Northwestern football players have been deemed employees by the National Labor Relations Board.
Wednesday, the Board announced its decision in the petition for Northwestern football players to form a union submitted by the National College Players Association with the backing of the College Athletes Players Association and the United Steelworkers, ruling that the players meet the qualifications to form a union.
While it’s just another step in a long process, it’s an important one.
“Players receiving scholarships to perform football-related services for the Employer under a contract for hire in return for compensation are subject to the Employer’s control and are therefore employees,” the NLRB said in its ruling.
Though the university announced its intentions to appeal the decision, should it stand, Northwestern players — and players at the rest of the nation’s private schools — would be able to unionize and collectively bargain. CAPA’s current goals include seeking better protection and coverage of health care costs, scholarships to cover the full cost of attending college and financial aid when dealing with post-career health issues. Many speculate these goals could grow into those dealing with current student-athletes seeing a portion of the NCAA's enormous annual profits.
Colter tweeted out his reaction following the ruling.
So proud of my teammates, Ramogi, lawyers, and supporters around the nation!

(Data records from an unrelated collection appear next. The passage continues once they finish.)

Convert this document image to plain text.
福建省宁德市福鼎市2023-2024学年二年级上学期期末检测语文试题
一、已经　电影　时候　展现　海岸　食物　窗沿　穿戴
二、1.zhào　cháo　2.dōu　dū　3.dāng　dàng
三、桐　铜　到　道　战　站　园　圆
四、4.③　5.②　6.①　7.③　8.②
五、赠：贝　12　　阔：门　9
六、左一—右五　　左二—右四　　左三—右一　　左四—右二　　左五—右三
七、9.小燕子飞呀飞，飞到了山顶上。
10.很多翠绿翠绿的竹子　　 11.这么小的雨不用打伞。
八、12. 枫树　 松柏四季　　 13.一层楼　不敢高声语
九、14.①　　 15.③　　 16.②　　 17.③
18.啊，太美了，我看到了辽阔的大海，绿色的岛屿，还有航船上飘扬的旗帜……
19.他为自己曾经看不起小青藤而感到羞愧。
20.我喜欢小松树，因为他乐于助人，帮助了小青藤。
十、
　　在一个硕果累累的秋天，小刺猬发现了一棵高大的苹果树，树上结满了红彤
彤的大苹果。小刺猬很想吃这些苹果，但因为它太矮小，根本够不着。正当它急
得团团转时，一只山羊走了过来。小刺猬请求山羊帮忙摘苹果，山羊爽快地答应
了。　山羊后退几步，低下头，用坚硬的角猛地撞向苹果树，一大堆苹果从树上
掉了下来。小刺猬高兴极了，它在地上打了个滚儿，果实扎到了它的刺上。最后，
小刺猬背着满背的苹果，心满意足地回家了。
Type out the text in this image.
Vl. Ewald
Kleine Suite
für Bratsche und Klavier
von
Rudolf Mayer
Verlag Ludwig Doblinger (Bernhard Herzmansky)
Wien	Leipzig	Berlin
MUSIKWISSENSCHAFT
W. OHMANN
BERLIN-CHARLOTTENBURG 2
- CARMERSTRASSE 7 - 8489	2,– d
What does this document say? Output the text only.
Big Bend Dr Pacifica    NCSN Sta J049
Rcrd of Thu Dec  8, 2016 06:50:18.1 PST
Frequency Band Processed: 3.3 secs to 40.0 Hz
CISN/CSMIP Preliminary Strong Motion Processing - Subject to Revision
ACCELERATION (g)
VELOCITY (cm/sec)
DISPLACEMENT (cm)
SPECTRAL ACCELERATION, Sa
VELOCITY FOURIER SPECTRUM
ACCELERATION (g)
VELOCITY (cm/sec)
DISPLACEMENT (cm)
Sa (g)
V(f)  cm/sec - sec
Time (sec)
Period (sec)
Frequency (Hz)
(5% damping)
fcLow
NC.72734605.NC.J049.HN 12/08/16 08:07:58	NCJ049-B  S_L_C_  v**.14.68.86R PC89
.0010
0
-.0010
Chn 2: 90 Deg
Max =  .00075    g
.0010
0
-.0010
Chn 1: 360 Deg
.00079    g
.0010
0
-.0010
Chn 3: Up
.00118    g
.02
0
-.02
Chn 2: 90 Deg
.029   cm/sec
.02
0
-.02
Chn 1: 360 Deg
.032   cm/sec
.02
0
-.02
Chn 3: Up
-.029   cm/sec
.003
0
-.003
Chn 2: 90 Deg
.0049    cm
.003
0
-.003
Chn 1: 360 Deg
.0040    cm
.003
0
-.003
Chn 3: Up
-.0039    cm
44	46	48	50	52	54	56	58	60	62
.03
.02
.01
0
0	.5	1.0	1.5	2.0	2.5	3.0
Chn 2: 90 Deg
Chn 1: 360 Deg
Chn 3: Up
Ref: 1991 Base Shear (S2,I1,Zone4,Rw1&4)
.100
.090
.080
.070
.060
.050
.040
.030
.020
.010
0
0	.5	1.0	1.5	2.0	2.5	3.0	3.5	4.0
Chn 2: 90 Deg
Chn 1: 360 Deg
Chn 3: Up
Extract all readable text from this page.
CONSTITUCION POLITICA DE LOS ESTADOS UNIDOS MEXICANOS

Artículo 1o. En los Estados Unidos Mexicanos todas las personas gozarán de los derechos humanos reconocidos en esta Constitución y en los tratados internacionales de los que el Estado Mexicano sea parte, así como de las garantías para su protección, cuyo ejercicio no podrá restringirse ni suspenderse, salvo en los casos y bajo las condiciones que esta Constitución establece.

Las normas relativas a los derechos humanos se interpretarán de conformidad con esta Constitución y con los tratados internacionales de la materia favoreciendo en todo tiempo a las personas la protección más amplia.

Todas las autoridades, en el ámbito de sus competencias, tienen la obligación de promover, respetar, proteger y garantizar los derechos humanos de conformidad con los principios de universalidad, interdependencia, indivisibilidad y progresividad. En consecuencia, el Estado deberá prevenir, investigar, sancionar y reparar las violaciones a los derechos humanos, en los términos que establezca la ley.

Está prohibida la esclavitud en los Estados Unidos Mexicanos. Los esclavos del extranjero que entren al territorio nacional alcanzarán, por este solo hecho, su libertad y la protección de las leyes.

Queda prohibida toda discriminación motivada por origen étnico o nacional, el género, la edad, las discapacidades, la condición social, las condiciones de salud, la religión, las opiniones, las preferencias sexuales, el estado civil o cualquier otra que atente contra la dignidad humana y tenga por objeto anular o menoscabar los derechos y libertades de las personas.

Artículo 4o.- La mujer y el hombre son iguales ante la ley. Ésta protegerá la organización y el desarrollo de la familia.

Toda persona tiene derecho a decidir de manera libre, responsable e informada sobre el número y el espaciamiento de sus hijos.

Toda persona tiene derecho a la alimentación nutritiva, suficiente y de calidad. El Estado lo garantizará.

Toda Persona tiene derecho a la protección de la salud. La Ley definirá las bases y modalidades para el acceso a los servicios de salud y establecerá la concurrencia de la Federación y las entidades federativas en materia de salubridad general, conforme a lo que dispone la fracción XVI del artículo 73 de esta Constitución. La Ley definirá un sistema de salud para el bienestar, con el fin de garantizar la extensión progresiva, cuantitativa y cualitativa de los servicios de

This is a HUGE win for ALL college athletes! #APU— Kain Colter (@KainColter_2) March 26, 2014
Northwestern responded to the ruling with a statement of its own.
“Northwestern University is disappointed by today's ruling by the regional director of the National Labor Relations Board finding that Northwestern University's football players who receive grant-in-aid scholarships are employees and directing that a secret ballot election be held to determine whether the football players should be represented by the College Athletes Players Association for purposes of collective bargaining with Northwestern University.
“While we respect the NLRB process and the regional director's opinion, we disagree with it. Northwestern believes strongly that our student-athletes are not employees, but students. Unionization and collective bargaining are not the appropriate methods to address the concerns raised by student-athletes.
“Northwestern plans to appeal today's decision to the full National Labor Relations Board in Washington, D.C. The University will continue to explore all of its legal options in regard to this issue.
“Northwestern considers its students who participate in NCAA Division I sports, including those who receive athletic scholarships, to be students, first and foremost. We believe that participation in athletic events is part of the overall educational experience for those students, not a separate activity.”